17 ottobre 2017

Nuovo Ulivo, primi passi

Come è nata l’idea?

Dopo che a Vasto c’è stato un incontro pubblico tra Bersani, Vendola e Di Pietro, su come affrontare la prossime elezioni. Così abbiamo organizzato questo appuntamento per testare il polso a Fiumicino tra Pd, Sel e Italia dei Valori.

E che risposta c’è stata?

Soddisfacente. Lo scopo è stato raggiunto. Adesso saranno le forze politiche prendere in mano la situazione.

Quante possibilità ci sono per i centrosinistra di tornare a governare Fiumicino?

Non faccio percentuali. Per tornare alla guida del Comune dopo dieci anni di immobilismo di centrodestra occorre presentarsi come una vera e concreta alternativa nelle idee, nelle pratiche e nelle persone. Il centrosinistra deve avere una visione di sviluppo a volo di uccello”.

In che senso?

Individuando le vere linee di sviluppo di questo territorio: creare lavoro in loco senza deturpare il territorio, restituire ai cittadini il gusto della partecipazione e la sensazione che la casa Comunale è la propria casa ed infine convincere i più che qui varrà  la pena starci perché ci si vive bene. Idee concrete, trasparenti e percorribili e che rispondano alle esigenze della collettività e non di pochi.

Il fatto che sul territorio saranno presenti molte liste civiche può essere scoraggiante?

Assolutamente no. I partiti devono pensare a mettere in campo loro idee e con queste confrontarsi col mondo civico e non basare il loro rapporto su beceri scambi di potere: tante preferenze avrai tanti posti ti spetteranno. La sfiducia delle persone verso la politica è stato dettata anche da queste pratiche che si susseguono da troppi anni, oppure da esempi di politici che passano da una parte all’altra o utilizzando il ruolo istituzionale per interessi di parte. Basta. Se il centrosinistra sarà in grado di cogliere i messaggi di sofferenza della società, allora tornerà ad amministrare.

Che ne pensi dell’ultima bufera nella maggioranza?

Non mi ha sorpreso, ogni due anni esplodono le bolle. Formalmente per chiarire nobili questioni politiche, ma in realtà per rimettere a punto accordi di bassa lega. In più c’è il discorso successione a Canapini. In generale in questi anni è riemerso un clima da palude dove il primo cittadino passerà alla storia come il “Sindaco delle rotonde”. Un po’ poco per una classe politica che si era posta grandi traguardi. Gli impegni presi sono stati disattesi, il territorio è divenuto sempre più dormitorio con il coprifuoco alle sette di sera. Chi non rispetta le regole la fa da padrone. Diciamo che le aspettative di questa Città non avevano fatto i conti con le incapacità e le inefficienze di questa gente.

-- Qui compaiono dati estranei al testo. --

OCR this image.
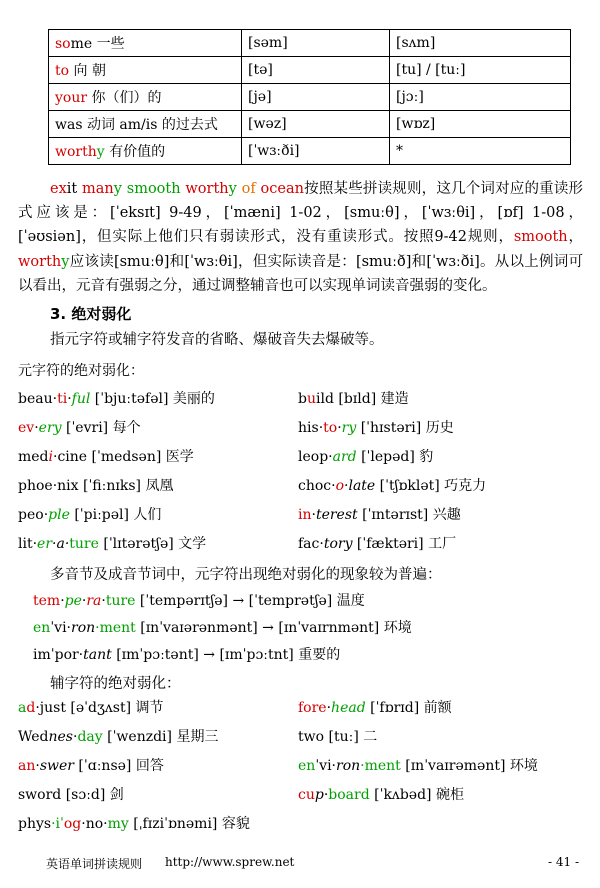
some 一些	[səm]	[sʌm]
to 向 朝	[tə]	[tu] / [tuː]
your 你（们）的	[jə]	[jɔː]
was 动词 am/is 的过去式	[wəz]	[wɒz]
worthy 有价值的	[ˈwɜːði]	*

exit many smooth worthy of ocean按照某些拼读规则，这几个词对应的重读形式应该是：[ˈeksɪt] 9-49，[ˈmæni] 1-02，[smuːθ]，[ˈwɜːθi]，[ɒf] 1-08，[ˈəʊsiən]，但实际上他们只有弱读形式，没有重读形式。按照9-42规则，smooth，worthy应该读[smuːθ]和[ˈwɜːθi]，但实际读音是：[smuːð]和[ˈwɜːði]。从以上例词可以看出，元音有强弱之分，通过调整辅音也可以实现单词读音强弱的变化。

3. 绝对弱化

指元字符或辅字符发音的省略、爆破音失去爆破等。

元字符的绝对弱化：
beau·ti·ful [ˈbjuːtəfəl] 美丽的	build [bɪld] 建造
ev·ery [ˈevri] 每个	his·to·ry [ˈhɪstəri] 历史
medi·cine [ˈmedsən] 医学	leop·ard [ˈlepəd] 豹
phoe·nix [ˈfiːnɪks] 凤凰	choc·o·late [ˈtʃɒklət] 巧克力
peo·ple [ˈpiːpəl] 人们	in·terest [ˈɪntərɪst] 兴趣
lit·er·a·ture [ˈlɪtərətʃə] 文学	fac·tory [ˈfæktəri] 工厂

多音节及成音节词中，元字符出现绝对弱化的现象较为普遍：

tem·pe·ra·ture [ˈtempərɪtʃə] → [ˈtemprətʃə] 温度
enˈvi·ron·ment [ɪnˈvaɪərənmənt] → [ɪnˈvaɪrnmənt] 环境
imˈpor·tant [ɪmˈpɔːtənt] → [ɪmˈpɔːtnt] 重要的

辅字符的绝对弱化：

ad·just [əˈdʒʌst] 调节	fore·head [ˈfɒrɪd] 前额
Wednes·day [ˈwenzdi] 星期三	two [tuː] 二
an·swer [ˈɑːnsə] 回答	enˈvi·ron·ment [ɪnˈvaɪrəmənt] 环境
sword [sɔːd] 剑	cup·board [ˈkʌbəd] 碗柜
phys·iˈog·no·my [ˌfɪziˈɒnəmi] 容貌
英语单词拼读规则 http://www.sprew.net	- 41 -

L’espansione edilizia continua in tutto il territorio del Comune.

In un territorio dove si costruiscono solo case a rimetterci sono anche i nuovi residenti che vengono da altre realtà e sono costretti a subire la mancanza di servizi necessari a cui hanno diritto. Su questo dobbiamo lavorare. Sarà con idee nuove e moderne che riusciremo a portare dalla nostra parte anche molto di quell’elettorato deluso di centrodestra. A patto che si ponga fine alla  bassa politica e al trasformismo per dare spazio a politiche sobrie e partecipate.

È attuale il tema rifiuti, che idea ti sei fatto?

Il tipo di raccolta non fa che rispecchiare le capacità di un’Amministrazione. In altre realtà alle porte di Fiumicino già praticano la differenziata e il porta a porta. Qui sembra una lingua sconosciuta, anzi, hanno votato per far mettere un inceneritore. Evidentemente il ritardo è soprattutto culturale, per questo il Pd e il centrosinistra devono presentarsi con un programma concreto e un valido candidato Sindaco.